Illegal Immigrants Move from America’s Edges to the Center
Unauthorized immigrants have long been relegated to the fringes of the U.S. labor market. But according to a recent Pew Research Center study, that contingent is moving toward the center — at least in the geographic sense.
Illegal immigrants are moving away from New York, Florida and the Mountain West states like Arizona, Utah and Nevada, and moving toward states such as Texas, Oklahoma and Louisiana, the Pew Hispanic Center said in a report released last week.
Between 2007 and 2010, Florida’s illegal immigrant population fell by 2.3% to 825,000, marking the largest percentage drop for a single state, while the number of undocumented immigrants in New York fell 2% to 625,000. Arizona, Utah and Nevada’s collective illegal immigrant population fell 1.6% to 700,000.
Meanwhile, the undocumented immigrant population in Texas, Louisiana and Oklahoma rose by 2.4% to 1.8 million people over the same time period. California continues to host the largest population of illegal immigrants by far, accounting for 2.55 million, or 23% of the country’s total last year, according to the report.
Where the Jobs Are
The migration trends of illegal immigrants may offer a more accurate, up-to-the-minute portrayal of how regional economies are doing than the movement trends of U.S. citizens, who are more likely to be tied down by permanent jobs and family obligations.

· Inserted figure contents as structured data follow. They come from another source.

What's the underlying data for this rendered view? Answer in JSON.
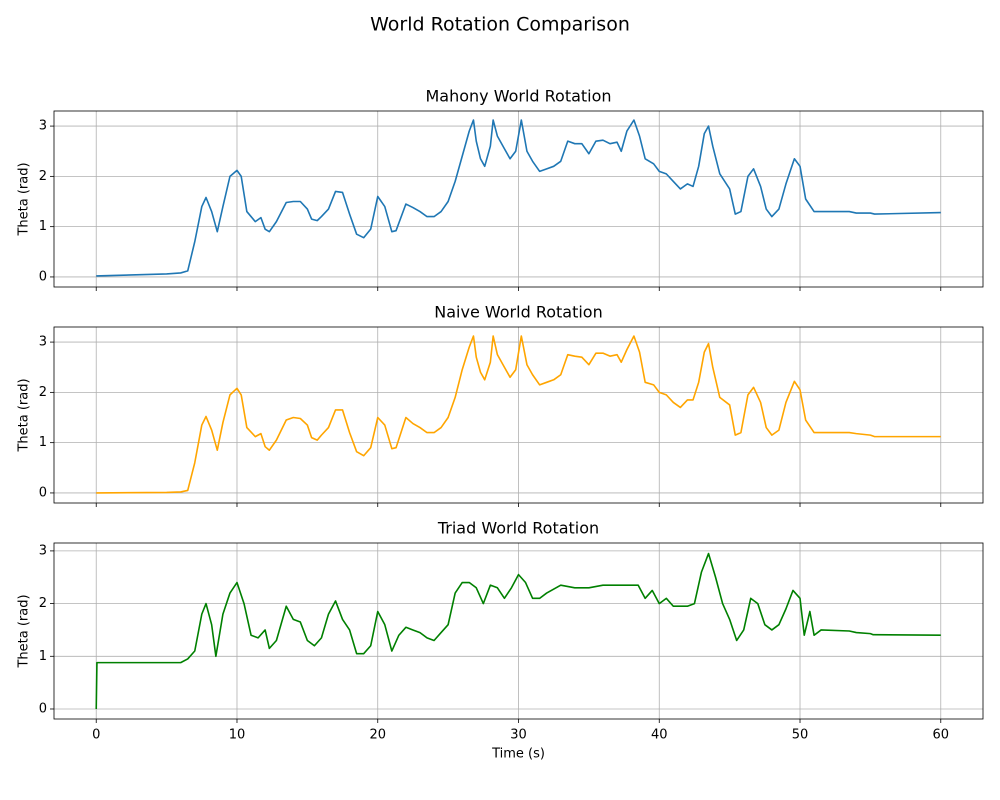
{
  "title": "World Rotation Comparison",
  "chart_data": [
    {
      "type": "line",
      "title": "Mahony World Rotation",
      "ylabel": "Theta (rad)",
      "color": "#1f77b4",
      "grid": true,
      "xlim": [
        -3,
        63
      ],
      "xticks": [
        0,
        10,
        20,
        30,
        40,
        50,
        60
      ],
      "ylim": [
        -0.2,
        3.3
      ],
      "yticks": [
        0,
        1,
        2,
        3
      ],
      "x": [
        0,
        5,
        6,
        6.5,
        7,
        7.5,
        7.8,
        8.2,
        8.6,
        9,
        9.5,
        10,
        10.3,
        10.7,
        11.3,
        11.7,
        12,
        12.3,
        12.8,
        13.5,
        14,
        14.5,
        15,
        15.3,
        15.7,
        16,
        16.5,
        17,
        17.5,
        18,
        18.5,
        19,
        19.5,
        20,
        20.5,
        21,
        21.3,
        22,
        22.5,
        23,
        23.5,
        24,
        24.5,
        25,
        25.5,
        26,
        26.5,
        26.8,
        27,
        27.3,
        27.6,
        28,
        28.2,
        28.5,
        29,
        29.4,
        29.8,
        30.2,
        30.6,
        31,
        31.5,
        32,
        32.5,
        33,
        33.5,
        34,
        34.5,
        35,
        35.5,
        36,
        36.5,
        37,
        37.3,
        37.7,
        38.2,
        38.6,
        39,
        39.6,
        40,
        40.5,
        41,
        41.5,
        42,
        42.4,
        42.8,
        43.2,
        43.5,
        43.8,
        44.3,
        45,
        45.4,
        45.8,
        46.3,
        46.7,
        47.2,
        47.6,
        48,
        48.5,
        49,
        49.6,
        50,
        50.4,
        51,
        53.5,
        54,
        55,
        55.3,
        60
      ],
      "values": [
        0.02,
        0.06,
        0.08,
        0.12,
        0.7,
        1.4,
        1.58,
        1.3,
        0.9,
        1.4,
        2.0,
        2.12,
        2.0,
        1.3,
        1.1,
        1.18,
        0.95,
        0.9,
        1.1,
        1.48,
        1.5,
        1.5,
        1.35,
        1.15,
        1.12,
        1.2,
        1.35,
        1.7,
        1.68,
        1.25,
        0.85,
        0.78,
        0.95,
        1.6,
        1.4,
        0.9,
        0.92,
        1.45,
        1.38,
        1.3,
        1.2,
        1.2,
        1.3,
        1.5,
        1.9,
        2.4,
        2.9,
        3.12,
        2.7,
        2.35,
        2.2,
        2.6,
        3.12,
        2.8,
        2.55,
        2.35,
        2.5,
        3.12,
        2.5,
        2.3,
        2.1,
        2.15,
        2.2,
        2.3,
        2.7,
        2.65,
        2.65,
        2.45,
        2.7,
        2.72,
        2.65,
        2.68,
        2.5,
        2.9,
        3.12,
        2.8,
        2.35,
        2.25,
        2.1,
        2.05,
        1.9,
        1.75,
        1.85,
        1.8,
        2.2,
        2.85,
        3.0,
        2.6,
        2.05,
        1.75,
        1.25,
        1.3,
        2.0,
        2.15,
        1.8,
        1.35,
        1.2,
        1.35,
        1.85,
        2.35,
        2.2,
        1.55,
        1.3,
        1.3,
        1.27,
        1.27,
        1.25,
        1.28
      ]
    },
    {
      "type": "line",
      "title": "Naive World Rotation",
      "ylabel": "Theta (rad)",
      "color": "#ffa500",
      "grid": true,
      "xlim": [
        -3,
        63
      ],
      "xticks": [
        0,
        10,
        20,
        30,
        40,
        50,
        60
      ],
      "ylim": [
        -0.2,
        3.3
      ],
      "yticks": [
        0,
        1,
        2,
        3
      ],
      "x": [
        0,
        5,
        6,
        6.5,
        7,
        7.5,
        7.8,
        8.2,
        8.6,
        9,
        9.5,
        10,
        10.3,
        10.7,
        11.3,
        11.7,
        12,
        12.3,
        12.8,
        13.5,
        14,
        14.5,
        15,
        15.3,
        15.7,
        16,
        16.5,
        17,
        17.5,
        18,
        18.5,
        19,
        19.5,
        20,
        20.5,
        21,
        21.3,
        22,
        22.5,
        23,
        23.5,
        24,
        24.5,
        25,
        25.5,
        26,
        26.5,
        26.8,
        27,
        27.3,
        27.6,
        28,
        28.2,
        28.5,
        29,
        29.4,
        29.8,
        30.2,
        30.6,
        31,
        31.5,
        32,
        32.5,
        33,
        33.5,
        34,
        34.5,
        35,
        35.5,
        36,
        36.5,
        37,
        37.3,
        37.7,
        38.2,
        38.6,
        39,
        39.6,
        40,
        40.5,
        41,
        41.5,
        42,
        42.4,
        42.8,
        43.2,
        43.5,
        43.8,
        44.3,
        45,
        45.4,
        45.8,
        46.3,
        46.7,
        47.2,
        47.6,
        48,
        48.5,
        49,
        49.6,
        50,
        50.4,
        51,
        53.5,
        54,
        55,
        55.3,
        60
      ],
      "values": [
        0.0,
        0.01,
        0.02,
        0.05,
        0.6,
        1.35,
        1.52,
        1.25,
        0.85,
        1.4,
        1.95,
        2.08,
        1.95,
        1.3,
        1.12,
        1.18,
        0.92,
        0.85,
        1.05,
        1.45,
        1.5,
        1.48,
        1.35,
        1.1,
        1.05,
        1.15,
        1.3,
        1.65,
        1.65,
        1.2,
        0.82,
        0.74,
        0.9,
        1.5,
        1.35,
        0.88,
        0.9,
        1.5,
        1.38,
        1.3,
        1.2,
        1.2,
        1.3,
        1.5,
        1.9,
        2.45,
        2.9,
        3.12,
        2.7,
        2.4,
        2.25,
        2.6,
        3.12,
        2.75,
        2.5,
        2.3,
        2.45,
        3.12,
        2.55,
        2.35,
        2.15,
        2.2,
        2.25,
        2.35,
        2.75,
        2.72,
        2.7,
        2.55,
        2.78,
        2.78,
        2.72,
        2.75,
        2.6,
        2.85,
        3.12,
        2.8,
        2.2,
        2.15,
        2.0,
        1.95,
        1.8,
        1.7,
        1.85,
        1.85,
        2.2,
        2.8,
        2.97,
        2.5,
        1.9,
        1.75,
        1.15,
        1.2,
        1.95,
        2.1,
        1.8,
        1.3,
        1.15,
        1.25,
        1.8,
        2.22,
        2.05,
        1.45,
        1.2,
        1.2,
        1.18,
        1.15,
        1.12,
        1.12
      ]
    },
    {
      "type": "line",
      "title": "Triad World Rotation",
      "ylabel": "Theta (rad)",
      "xlabel": "Time (s)",
      "color": "#008000",
      "grid": true,
      "xlim": [
        -3,
        63
      ],
      "xticks": [
        0,
        10,
        20,
        30,
        40,
        50,
        60
      ],
      "ylim": [
        -0.19,
        3.15
      ],
      "yticks": [
        0,
        1,
        2,
        3
      ],
      "x": [
        0,
        0.05,
        6,
        6.5,
        7,
        7.5,
        7.8,
        8.2,
        8.5,
        9,
        9.5,
        10,
        10.5,
        11,
        11.5,
        12,
        12.3,
        12.8,
        13.5,
        14,
        14.5,
        15,
        15.5,
        16,
        16.5,
        17,
        17.5,
        18,
        18.5,
        19,
        19.5,
        20,
        20.5,
        21,
        21.5,
        22,
        22.5,
        23,
        23.5,
        24,
        24.5,
        25,
        25.5,
        26,
        26.5,
        27,
        27.5,
        28,
        28.5,
        29,
        29.5,
        30,
        30.5,
        31,
        31.5,
        32,
        33,
        34,
        35,
        36,
        37,
        38,
        38.5,
        39,
        39.5,
        40,
        40.5,
        41,
        42,
        42.5,
        43,
        43.5,
        44,
        44.5,
        45,
        45.5,
        46,
        46.5,
        47,
        47.5,
        48,
        48.5,
        49,
        49.5,
        50,
        50.3,
        50.7,
        51,
        51.5,
        53.5,
        54,
        55,
        55.2,
        60
      ],
      "values": [
        0,
        0.88,
        0.88,
        0.95,
        1.1,
        1.8,
        2.0,
        1.6,
        1.0,
        1.8,
        2.2,
        2.4,
        2.0,
        1.4,
        1.35,
        1.5,
        1.15,
        1.3,
        1.95,
        1.7,
        1.65,
        1.3,
        1.2,
        1.35,
        1.8,
        2.05,
        1.7,
        1.5,
        1.05,
        1.05,
        1.2,
        1.85,
        1.6,
        1.1,
        1.4,
        1.55,
        1.5,
        1.45,
        1.35,
        1.3,
        1.45,
        1.6,
        2.2,
        2.4,
        2.4,
        2.3,
        2.0,
        2.35,
        2.3,
        2.1,
        2.3,
        2.55,
        2.4,
        2.1,
        2.1,
        2.2,
        2.35,
        2.3,
        2.3,
        2.35,
        2.35,
        2.35,
        2.35,
        2.1,
        2.25,
        2.0,
        2.1,
        1.95,
        1.95,
        2.0,
        2.6,
        2.95,
        2.5,
        2.0,
        1.7,
        1.3,
        1.5,
        2.1,
        2.0,
        1.6,
        1.5,
        1.6,
        1.9,
        2.25,
        2.1,
        1.4,
        1.85,
        1.4,
        1.5,
        1.48,
        1.45,
        1.43,
        1.41,
        1.4
      ]
    }
  ]
}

“At the national level, ups and downs in the unauthorized immigrant population tend to be associated with economic changes, so it makes sense that this could be a major factor at the state level, too,” says D’Vera Cohn, senior writer at the Pew Research Center and one of the report’s authors.
For instance, Nevada over the past decade has experienced a classic boom-and-bust economic cycle, with a surge in real estate activity being followed by a steep drop in both housing prices and tourism to Las Vegas. Utah has also seen its economy slow.